Saturday, June 20, 2015

GSoC '15 Progress: Second Report

Past couple weeks had been fun! Learnt many new and interesting things about Python.

The modified source code of METIS has got in, followed by its Cython wrappers. Thanks again to Yingchong Situ for all his legacy work. Nevertheless, things were not smooth and there were lots of hiccups and things to learn.

One of the modules in the package was named types which was being imported by absolute import. Unknown of the fact that types is also a built-in module of python, the situation was a mystery for me. Thanks to iPython which told me this
In [2]: types                                                           
Out[2]: <module 'types' from '/usr/lib/python2.7/types.pyc'>            


This alerted me for all the difference, pros and cons of absolute and relative import. Now one may ask (Does anyone read these blog posts?) why didn't I go with the following at the very first place.

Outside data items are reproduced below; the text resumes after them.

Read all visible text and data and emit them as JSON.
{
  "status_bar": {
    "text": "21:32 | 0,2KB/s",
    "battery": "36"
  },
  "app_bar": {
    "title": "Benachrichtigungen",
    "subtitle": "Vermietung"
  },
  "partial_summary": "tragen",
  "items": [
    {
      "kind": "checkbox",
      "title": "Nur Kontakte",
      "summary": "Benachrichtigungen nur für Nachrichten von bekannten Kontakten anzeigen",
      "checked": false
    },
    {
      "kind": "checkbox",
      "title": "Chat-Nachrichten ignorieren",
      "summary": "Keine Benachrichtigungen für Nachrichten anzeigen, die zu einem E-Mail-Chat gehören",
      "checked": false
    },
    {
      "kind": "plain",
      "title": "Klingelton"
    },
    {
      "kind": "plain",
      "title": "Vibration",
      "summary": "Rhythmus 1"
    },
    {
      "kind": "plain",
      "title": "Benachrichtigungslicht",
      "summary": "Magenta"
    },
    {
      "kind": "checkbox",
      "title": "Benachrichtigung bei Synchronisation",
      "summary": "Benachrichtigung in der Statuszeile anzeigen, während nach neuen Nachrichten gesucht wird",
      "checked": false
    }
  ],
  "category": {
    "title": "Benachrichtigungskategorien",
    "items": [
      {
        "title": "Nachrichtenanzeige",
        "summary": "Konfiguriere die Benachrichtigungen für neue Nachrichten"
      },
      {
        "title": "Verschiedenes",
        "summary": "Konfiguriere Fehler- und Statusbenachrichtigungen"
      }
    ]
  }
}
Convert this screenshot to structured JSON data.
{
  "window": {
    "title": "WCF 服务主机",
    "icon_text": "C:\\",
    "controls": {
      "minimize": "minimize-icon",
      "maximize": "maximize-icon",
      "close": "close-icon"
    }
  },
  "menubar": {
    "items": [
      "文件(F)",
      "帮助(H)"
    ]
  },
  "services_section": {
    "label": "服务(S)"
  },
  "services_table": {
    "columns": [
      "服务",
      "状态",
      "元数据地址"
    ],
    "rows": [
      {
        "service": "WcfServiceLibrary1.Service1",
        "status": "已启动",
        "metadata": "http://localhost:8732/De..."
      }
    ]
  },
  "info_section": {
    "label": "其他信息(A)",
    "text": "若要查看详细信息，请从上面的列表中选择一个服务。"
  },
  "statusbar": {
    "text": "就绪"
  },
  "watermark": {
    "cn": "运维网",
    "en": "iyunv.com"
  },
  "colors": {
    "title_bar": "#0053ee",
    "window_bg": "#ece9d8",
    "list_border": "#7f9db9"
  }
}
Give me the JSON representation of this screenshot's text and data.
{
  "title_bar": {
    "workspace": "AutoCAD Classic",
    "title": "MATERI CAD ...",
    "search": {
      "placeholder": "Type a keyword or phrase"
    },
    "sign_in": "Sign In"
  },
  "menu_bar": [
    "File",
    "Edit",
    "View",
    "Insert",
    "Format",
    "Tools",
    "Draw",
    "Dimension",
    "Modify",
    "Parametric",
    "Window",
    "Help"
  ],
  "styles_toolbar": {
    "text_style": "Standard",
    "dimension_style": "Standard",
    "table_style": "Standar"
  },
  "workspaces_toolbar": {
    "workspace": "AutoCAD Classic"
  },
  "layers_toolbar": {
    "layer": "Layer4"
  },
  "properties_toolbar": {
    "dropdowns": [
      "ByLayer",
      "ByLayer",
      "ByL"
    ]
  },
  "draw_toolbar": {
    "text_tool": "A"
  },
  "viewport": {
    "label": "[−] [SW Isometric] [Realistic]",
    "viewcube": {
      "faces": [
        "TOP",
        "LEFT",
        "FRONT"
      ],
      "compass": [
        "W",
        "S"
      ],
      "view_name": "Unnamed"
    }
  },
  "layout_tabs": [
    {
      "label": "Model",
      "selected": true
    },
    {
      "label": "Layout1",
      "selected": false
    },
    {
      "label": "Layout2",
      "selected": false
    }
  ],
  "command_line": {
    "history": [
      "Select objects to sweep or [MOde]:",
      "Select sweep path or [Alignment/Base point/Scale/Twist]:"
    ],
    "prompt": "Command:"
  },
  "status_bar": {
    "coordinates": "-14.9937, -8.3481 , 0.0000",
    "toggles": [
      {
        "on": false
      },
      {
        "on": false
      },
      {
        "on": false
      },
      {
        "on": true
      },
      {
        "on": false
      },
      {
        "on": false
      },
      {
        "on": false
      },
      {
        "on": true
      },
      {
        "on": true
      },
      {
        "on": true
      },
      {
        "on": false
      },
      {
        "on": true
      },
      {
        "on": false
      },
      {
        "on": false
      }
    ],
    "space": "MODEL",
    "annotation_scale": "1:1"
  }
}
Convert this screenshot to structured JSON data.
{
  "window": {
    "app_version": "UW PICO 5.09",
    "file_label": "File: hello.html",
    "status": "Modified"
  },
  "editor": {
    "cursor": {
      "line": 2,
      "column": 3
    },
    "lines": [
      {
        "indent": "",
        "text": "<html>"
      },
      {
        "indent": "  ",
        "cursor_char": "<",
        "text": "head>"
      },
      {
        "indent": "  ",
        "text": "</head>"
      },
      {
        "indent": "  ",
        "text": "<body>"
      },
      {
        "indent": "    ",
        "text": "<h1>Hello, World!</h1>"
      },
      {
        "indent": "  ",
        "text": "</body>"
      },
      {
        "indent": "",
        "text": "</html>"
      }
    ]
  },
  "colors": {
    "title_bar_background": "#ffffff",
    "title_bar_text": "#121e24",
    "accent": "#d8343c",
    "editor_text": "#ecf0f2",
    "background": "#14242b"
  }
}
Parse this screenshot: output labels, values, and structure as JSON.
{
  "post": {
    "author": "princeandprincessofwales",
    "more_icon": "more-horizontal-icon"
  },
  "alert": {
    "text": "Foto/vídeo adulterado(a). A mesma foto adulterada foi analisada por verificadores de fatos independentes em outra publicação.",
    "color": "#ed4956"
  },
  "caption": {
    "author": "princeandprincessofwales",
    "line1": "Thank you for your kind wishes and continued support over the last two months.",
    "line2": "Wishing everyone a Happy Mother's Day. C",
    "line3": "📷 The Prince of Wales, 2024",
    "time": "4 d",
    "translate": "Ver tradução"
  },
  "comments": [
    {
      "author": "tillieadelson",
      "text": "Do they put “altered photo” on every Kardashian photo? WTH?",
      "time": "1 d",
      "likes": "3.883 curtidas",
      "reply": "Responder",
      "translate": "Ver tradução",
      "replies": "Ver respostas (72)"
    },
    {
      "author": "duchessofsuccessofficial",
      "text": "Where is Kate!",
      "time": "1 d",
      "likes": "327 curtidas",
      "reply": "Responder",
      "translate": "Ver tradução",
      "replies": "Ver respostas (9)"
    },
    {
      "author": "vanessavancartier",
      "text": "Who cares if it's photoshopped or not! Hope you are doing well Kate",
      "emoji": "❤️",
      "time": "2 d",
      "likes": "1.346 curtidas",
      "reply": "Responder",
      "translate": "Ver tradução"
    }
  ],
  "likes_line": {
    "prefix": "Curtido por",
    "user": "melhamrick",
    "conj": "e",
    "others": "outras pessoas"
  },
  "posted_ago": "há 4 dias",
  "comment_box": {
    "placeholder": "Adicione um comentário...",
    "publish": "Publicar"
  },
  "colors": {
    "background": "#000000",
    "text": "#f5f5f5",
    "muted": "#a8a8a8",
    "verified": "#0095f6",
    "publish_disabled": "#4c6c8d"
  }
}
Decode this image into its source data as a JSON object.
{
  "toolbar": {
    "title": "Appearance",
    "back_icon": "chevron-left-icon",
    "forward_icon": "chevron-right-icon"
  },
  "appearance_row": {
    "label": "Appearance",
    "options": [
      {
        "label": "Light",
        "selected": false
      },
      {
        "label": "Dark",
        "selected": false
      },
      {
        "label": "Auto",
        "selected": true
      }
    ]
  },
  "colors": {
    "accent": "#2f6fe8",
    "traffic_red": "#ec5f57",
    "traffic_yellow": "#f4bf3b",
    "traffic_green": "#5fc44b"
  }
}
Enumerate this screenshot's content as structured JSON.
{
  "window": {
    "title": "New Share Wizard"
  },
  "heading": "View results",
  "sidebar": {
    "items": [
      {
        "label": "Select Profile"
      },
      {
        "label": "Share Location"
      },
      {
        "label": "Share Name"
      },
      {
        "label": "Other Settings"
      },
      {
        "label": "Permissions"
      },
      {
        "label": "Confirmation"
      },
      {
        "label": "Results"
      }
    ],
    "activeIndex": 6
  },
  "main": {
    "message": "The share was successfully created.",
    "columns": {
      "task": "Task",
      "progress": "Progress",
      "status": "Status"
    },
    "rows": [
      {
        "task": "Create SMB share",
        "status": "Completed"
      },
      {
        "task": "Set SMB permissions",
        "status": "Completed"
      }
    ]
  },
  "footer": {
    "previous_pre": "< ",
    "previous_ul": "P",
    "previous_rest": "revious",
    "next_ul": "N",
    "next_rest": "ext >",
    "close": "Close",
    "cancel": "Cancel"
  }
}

In [3]: from . import types


Actually networkx-metis is supposed to be installed as a namespace package in networkx, and the presence of __init__.py is prohibited in a namespace package. Hence from . import types would raise a Relative import from a non-package error.

We are now following the Google's style guide for Python[1].

Being licensed under Apache License Version 2, we also had to issue a file named NOTICE clearly stating the modifications we did to the library networkx-metis is a derivative work of.

Next important items in my TODO list are
  • Finalizing everything according for namespace packaging
  • Setting up Travis CI
  • Hosting docs over readthedocs.org
That's all for now.

Happy Coding!

[1] https://google-styleguide.googlecode.com/svn/trunk/pyguide.html

Tuesday, June 2, 2015

GSoC '15 Progress : First report


We are past the community bonding period and are in the second week of the coding period. My experience has been very good till now!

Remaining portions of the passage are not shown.